Over time, washed up referred to someone who’d fallen out of popularity, particularly a performing artist. Washed out similarly took on a figurative sense for someone who is exhausted or out of energy.
In the 21st century, slang senses of washed up and washed out dropped, apparently, their prepositions, e.g., washed for “irrelevant” “out of fashion.”
You know you’re washed when you’re out and all you can think about is going to bed 😩
— Rachelle (@Raewrecka) December 23, 2018
Who uses washed?
Washed up and washed out are common in their literal and figurative senses. They’re widely used throughout the English-speaking world.
The slang washed, without the prepositions, is often used interchangeably with washed up.
Lakers are washed without Lonzo Ball
— Boog (@kyron_200) February 24, 2019
It can also be used of drugs. If you’ve been smoking marijuana all day, you might feel a bit washed.

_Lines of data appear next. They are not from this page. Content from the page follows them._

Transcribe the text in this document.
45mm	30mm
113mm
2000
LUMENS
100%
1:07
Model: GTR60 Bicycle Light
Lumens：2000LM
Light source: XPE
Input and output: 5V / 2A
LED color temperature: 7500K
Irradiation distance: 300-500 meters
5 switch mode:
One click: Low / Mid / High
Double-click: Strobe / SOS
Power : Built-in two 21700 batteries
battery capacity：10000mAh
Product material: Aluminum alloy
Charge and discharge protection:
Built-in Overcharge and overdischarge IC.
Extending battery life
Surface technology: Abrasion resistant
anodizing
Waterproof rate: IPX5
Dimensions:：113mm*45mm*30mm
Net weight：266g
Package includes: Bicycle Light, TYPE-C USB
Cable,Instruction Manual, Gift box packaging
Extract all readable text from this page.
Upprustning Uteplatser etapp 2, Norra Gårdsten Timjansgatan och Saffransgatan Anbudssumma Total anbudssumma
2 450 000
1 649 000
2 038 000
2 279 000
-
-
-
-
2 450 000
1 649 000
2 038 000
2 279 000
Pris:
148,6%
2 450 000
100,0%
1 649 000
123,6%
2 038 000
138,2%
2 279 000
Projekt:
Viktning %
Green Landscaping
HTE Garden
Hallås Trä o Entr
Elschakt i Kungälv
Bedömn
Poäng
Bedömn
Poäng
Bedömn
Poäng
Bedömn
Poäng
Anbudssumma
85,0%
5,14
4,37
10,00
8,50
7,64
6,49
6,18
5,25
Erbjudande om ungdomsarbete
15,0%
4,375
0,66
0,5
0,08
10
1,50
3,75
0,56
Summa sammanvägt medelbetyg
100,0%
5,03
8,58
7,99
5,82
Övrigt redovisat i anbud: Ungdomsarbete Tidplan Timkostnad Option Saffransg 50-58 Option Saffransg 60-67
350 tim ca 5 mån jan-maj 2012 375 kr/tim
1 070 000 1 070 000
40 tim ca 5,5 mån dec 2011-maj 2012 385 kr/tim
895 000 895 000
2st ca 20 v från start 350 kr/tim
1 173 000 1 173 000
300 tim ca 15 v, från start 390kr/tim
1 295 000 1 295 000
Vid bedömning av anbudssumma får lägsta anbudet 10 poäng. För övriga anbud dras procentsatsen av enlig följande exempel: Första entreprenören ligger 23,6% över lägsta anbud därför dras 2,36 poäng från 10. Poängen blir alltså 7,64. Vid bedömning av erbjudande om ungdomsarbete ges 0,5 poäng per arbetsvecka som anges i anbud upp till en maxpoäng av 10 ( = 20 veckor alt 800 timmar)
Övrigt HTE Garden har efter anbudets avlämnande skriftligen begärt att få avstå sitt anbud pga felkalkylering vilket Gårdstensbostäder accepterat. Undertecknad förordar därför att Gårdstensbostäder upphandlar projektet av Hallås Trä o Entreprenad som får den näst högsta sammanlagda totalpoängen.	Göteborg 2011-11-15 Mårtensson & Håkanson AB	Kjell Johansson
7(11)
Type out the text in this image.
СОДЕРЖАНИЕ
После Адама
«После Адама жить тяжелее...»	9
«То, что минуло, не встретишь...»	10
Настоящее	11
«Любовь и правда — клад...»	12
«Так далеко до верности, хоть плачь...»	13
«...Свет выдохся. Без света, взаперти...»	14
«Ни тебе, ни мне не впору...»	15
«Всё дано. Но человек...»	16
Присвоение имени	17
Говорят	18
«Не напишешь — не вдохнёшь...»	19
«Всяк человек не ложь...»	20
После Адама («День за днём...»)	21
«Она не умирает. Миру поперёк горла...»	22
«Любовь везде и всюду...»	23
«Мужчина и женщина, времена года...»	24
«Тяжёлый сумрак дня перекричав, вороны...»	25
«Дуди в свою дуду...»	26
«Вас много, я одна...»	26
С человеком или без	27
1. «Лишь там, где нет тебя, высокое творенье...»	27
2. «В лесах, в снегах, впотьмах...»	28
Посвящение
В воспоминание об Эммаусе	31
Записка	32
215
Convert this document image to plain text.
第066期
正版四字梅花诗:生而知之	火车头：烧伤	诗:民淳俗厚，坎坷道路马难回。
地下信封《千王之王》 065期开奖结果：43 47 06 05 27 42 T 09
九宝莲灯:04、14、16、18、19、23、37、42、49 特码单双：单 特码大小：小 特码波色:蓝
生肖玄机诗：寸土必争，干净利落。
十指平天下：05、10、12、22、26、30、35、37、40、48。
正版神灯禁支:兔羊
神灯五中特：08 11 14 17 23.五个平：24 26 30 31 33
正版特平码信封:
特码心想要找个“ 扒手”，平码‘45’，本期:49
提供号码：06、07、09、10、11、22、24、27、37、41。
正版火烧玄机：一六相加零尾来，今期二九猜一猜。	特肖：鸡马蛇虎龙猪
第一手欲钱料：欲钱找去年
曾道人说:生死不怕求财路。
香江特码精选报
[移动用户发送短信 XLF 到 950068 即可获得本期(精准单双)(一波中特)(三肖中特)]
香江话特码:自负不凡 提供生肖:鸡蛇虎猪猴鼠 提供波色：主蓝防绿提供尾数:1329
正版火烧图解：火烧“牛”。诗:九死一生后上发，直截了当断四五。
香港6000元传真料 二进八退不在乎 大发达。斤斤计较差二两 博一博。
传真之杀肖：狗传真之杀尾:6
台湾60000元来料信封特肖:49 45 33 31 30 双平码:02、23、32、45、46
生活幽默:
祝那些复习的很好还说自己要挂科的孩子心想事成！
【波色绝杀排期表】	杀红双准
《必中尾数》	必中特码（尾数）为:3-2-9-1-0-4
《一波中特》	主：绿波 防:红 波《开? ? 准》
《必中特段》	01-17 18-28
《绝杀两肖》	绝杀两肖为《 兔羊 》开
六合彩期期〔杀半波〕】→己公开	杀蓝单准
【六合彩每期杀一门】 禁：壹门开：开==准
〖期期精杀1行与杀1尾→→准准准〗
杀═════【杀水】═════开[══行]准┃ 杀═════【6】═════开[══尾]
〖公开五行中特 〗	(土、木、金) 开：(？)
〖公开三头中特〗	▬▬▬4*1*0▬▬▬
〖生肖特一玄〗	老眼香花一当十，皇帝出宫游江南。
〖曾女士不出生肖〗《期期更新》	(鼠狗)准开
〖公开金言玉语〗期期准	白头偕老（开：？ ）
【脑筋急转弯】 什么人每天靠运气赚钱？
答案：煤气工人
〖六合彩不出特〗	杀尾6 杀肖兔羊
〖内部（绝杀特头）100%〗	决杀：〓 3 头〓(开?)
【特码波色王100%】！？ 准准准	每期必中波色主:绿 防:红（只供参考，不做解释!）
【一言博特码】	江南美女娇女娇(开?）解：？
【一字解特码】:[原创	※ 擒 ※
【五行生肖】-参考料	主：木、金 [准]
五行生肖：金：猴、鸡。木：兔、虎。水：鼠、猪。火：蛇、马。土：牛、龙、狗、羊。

I'm late to seeing this (I'm washed and went to bed right before you sent it) but dammit I don't remember smoking – just drinking at Chickie's pre-party, drinking at my grandpa's party, then coming back and drinking some more. And somehow I still ended up cleaning the kitchen lol
— The 13th Doctor (@jazzymsjasmine) December 15, 2018
Alternatively, if you can’t hang like you did in your teen years, you might be washed.
You know you're washed when you're tweeting about #TheOscars
— Mell Mann 🐦 (@MellowSongz) February 25, 2019
Referring to someone as being washed, for washed up, is also found in hip-hop-culture. For example, Drake raps in his 2017 song “Gyalchester”: “I’m never washed, but I’m not new,” meaning he isn’t washed up, but he’s not fresh on the scene either.